RG: Carey Mulligan is to be in it.

NWR: Three way?

RG: With us?

NWR: Yes.

RG: It is done.


Drive was of course considered to be the best film of all time (suck it Hitchcock!). It was especially praised for the nuanced performance by Woody Allen as the villain of the film. But, like Bronson, the tasteless Academy hated it and refused to nominate it, instead selecting such classics as The Help (aka Oprah Winfrey's Orgasm) and Extremely Gay and Incredibly Lame. Refn did earn acclaim in Europe though, winning the Cannes film award for Best Director and being nominated at the BBC Awards for Best non-Dr. Who thing. Refn and Gosling were then banished to Bangkok where they made a film even more silent and disturbing then Drive, and gave it a title that threatens voters of the Academy: Only God Forgives. It beat the shit out of everyone who saw it, making people afraid to go to the movies. Perfection has been achieved once more.


Chapter V: The Refn Demon[edit]

Nicolas Winding Refn's next film was called The Neon Demon and starred Elle Fanning, Keanu Reeves, Christina Hendricks and anyone else who wanted to star in it. The Neon Demon follows the adventures of a young, beautiful, innocent, aloof girl, who wants to become a model.

Note: this chapter is directed by Nicolas Winding Refn. That means that you are not allowed to read the next paragraph right away. You have to enjoy the silence for at least two minutes or so.
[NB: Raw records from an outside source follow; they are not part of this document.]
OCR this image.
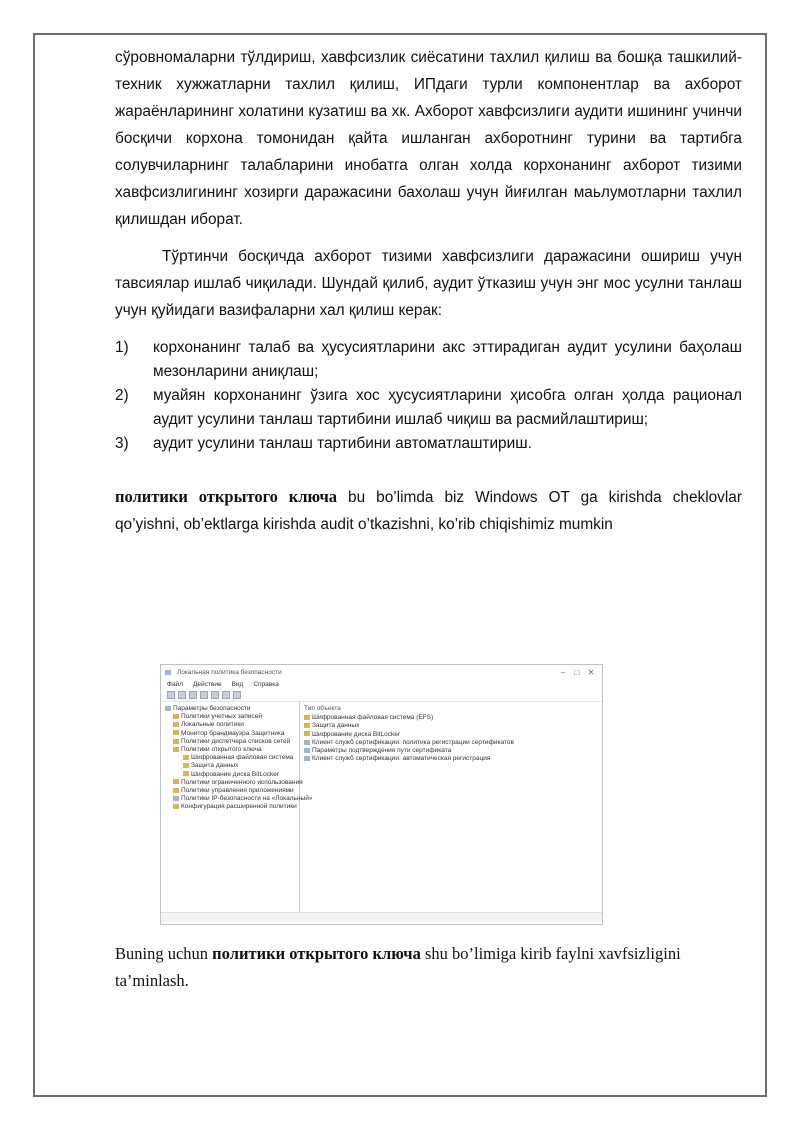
сўровномаларни тўлдириш, хавфсизлик сиёсатини тахлил қилиш ва бошқа ташкилий-техник хужжатларни тахлил қилиш, ИПдаги турли компонентлар ва ахборот жараёнларининг холатини кузатиш ва хк. Ахборот хавфсизлиги аудити ишининг учинчи босқичи корхона томонидан қайта ишланган ахборотнинг турини ва тартибга солувчиларнинг талабларини инобатга олган холда корхонанинг ахборот тизими хавфсизлигининг хозирги даражасини бахолаш учун йиғилган маьлумотларни тахлил қилишдан иборат.

Тўртинчи босқичда ахборот тизими хавфсизлиги даражасини ошириш учун тавсиялар ишлаб чиқилади. Шундай қилиб, аудит ўтказиш учун энг мос усулни танлаш учун қуйидаги вазифаларни хал қилиш керак:

1) корхонанинг талаб ва ҳусусиятларини акс эттирадиган аудит усулини баҳолаш мезонларини аниқлаш;
2) муайян корхонанинг ўзига хос ҳусусиятларини ҳисобга олган ҳолда рационал аудит усулини танлаш тартибини ишлаб чиқиш ва расмийлаштириш;
3) аудит усулини танлаш тартибини автоматлаштириш.

политики открытого ключа bu bo’limda biz Windows OT ga kirishda cheklovlar qo’yishni, ob’ektlarga kirishda audit o’tkazishni, ko’rib chiqishimiz mumkin

Локальная политика безопасности	–	□	✕
Файл Действие Вид Справка
Параметры безопасности
Политики учетных записей
Локальные политики
Монитор брандмауэра Защитника
Политики диспетчера списков сетей
Политики открытого ключа
Шифрованная файловая система
Защита данных
Шифрование диска BitLocker
Политики ограниченного использования
Политики управления приложениями
Политики IP-безопасности на «Локальный»
Конфигурация расширенной политики
Тип объекта
Шифрованная файловая система (EFS)
Защита данных
Шифрование диска BitLocker
Клиент служб сертификации: политика регистрации сертификатов
Параметры подтверждения пути сертификата
Клиент служб сертификации: автоматическая регистрация
Buning uchun политики открытого ключа shu bo’limiga kirib faylni xavfsizligini ta’minlash.
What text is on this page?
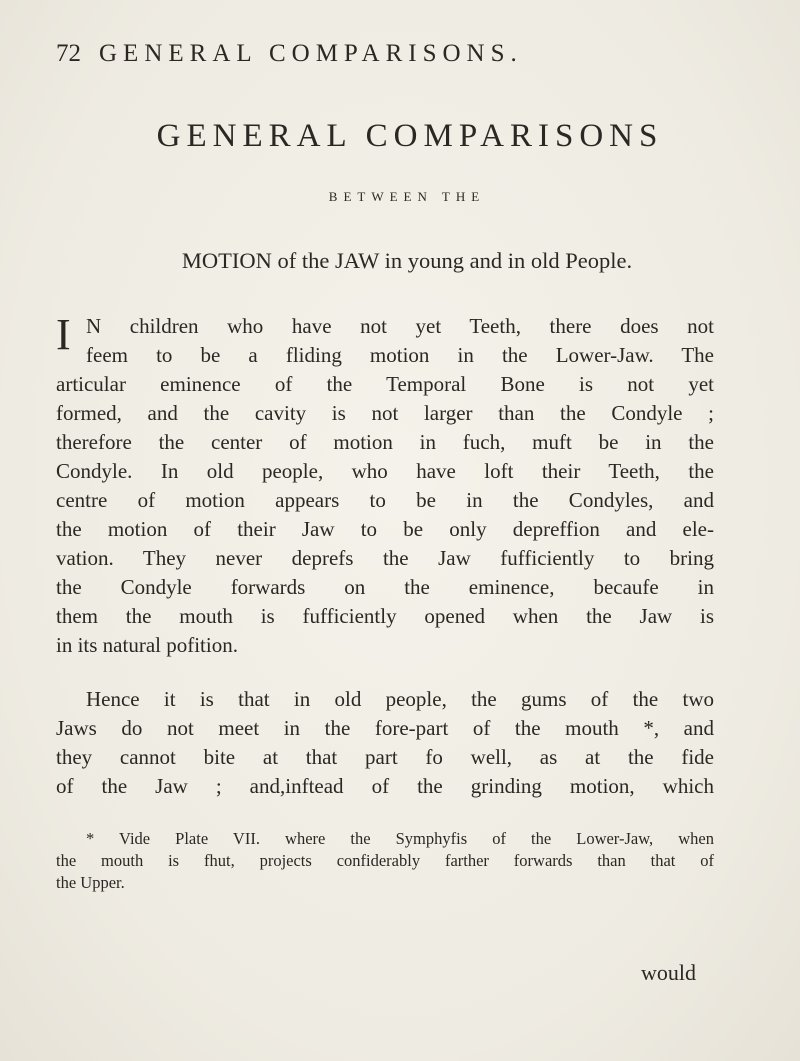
72 GENERAL COMPARISONS.
GENERAL COMPARISONS
BETWEEN THE
MOTION of the JAW in young and in old People.
I N children who have not yet Teeth, there does not
feem to be a fliding motion in the Lower-Jaw. The
articular eminence of the Temporal Bone is not yet
formed, and the cavity is not larger than the Condyle ;
therefore the center of motion in fuch, muft be in the
Condyle. In old people, who have loft their Teeth, the
centre of motion appears to be in the Condyles, and
the motion of their Jaw to be only depreffion and ele-
vation. They never deprefs the Jaw fufficiently to bring
the Condyle forwards on the eminence, becaufe in
them the mouth is fufficiently opened when the Jaw is
in its natural pofition.
Hence it is that in old people, the gums of the two
Jaws do not meet in the fore-part of the mouth *, and
they cannot bite at that part fo well, as at the fide
of the Jaw ; and,inftead of the grinding motion, which
* Vide Plate VII. where the Symphyfis of the Lower-Jaw, when
the mouth is fhut, projects confiderably farther forwards than that of
the Upper.
would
The neon demon. Or: The only guy who actually went to see this movie.


Wait for it...


Wait...


OK, moving on.

The Neon Demon is nearly a silent movie as the film's dialogue is 70% silence, 25% percent nothingness and 5% nonsense. Every time someone speaks, it takes the other character at least 60 minutes to reply. This happens in every, and I mean every single scene of the film. Once again, Nicolas Winding Refn has shown that his biggest inspiration is nothingness. Refn likes nothing. Nothing likes Refn. Refn is nothing.

Note: We need some silence now... No reading allowed for the next two minutes.


Silence...


Nothing...


Quiet...

So we have film about a young beautiful model, who gets in trouble with some rather sick people. Just like Andrei Tarkovsky, the entire film is incomphrensible, unbearably slow and meaningless. In other words, the critics loved it. But what is the neon demon, you ask? Well. It's a demon made of neon.

Epilogue: What now?[edit]

The poster for Nicolas Winding Refn's next movie.

After The Neon Demon, Refn has trancended the nothingness and emptiness of his moviemaking and thus, his next movie has no script, no actors, no crew and won't be produced.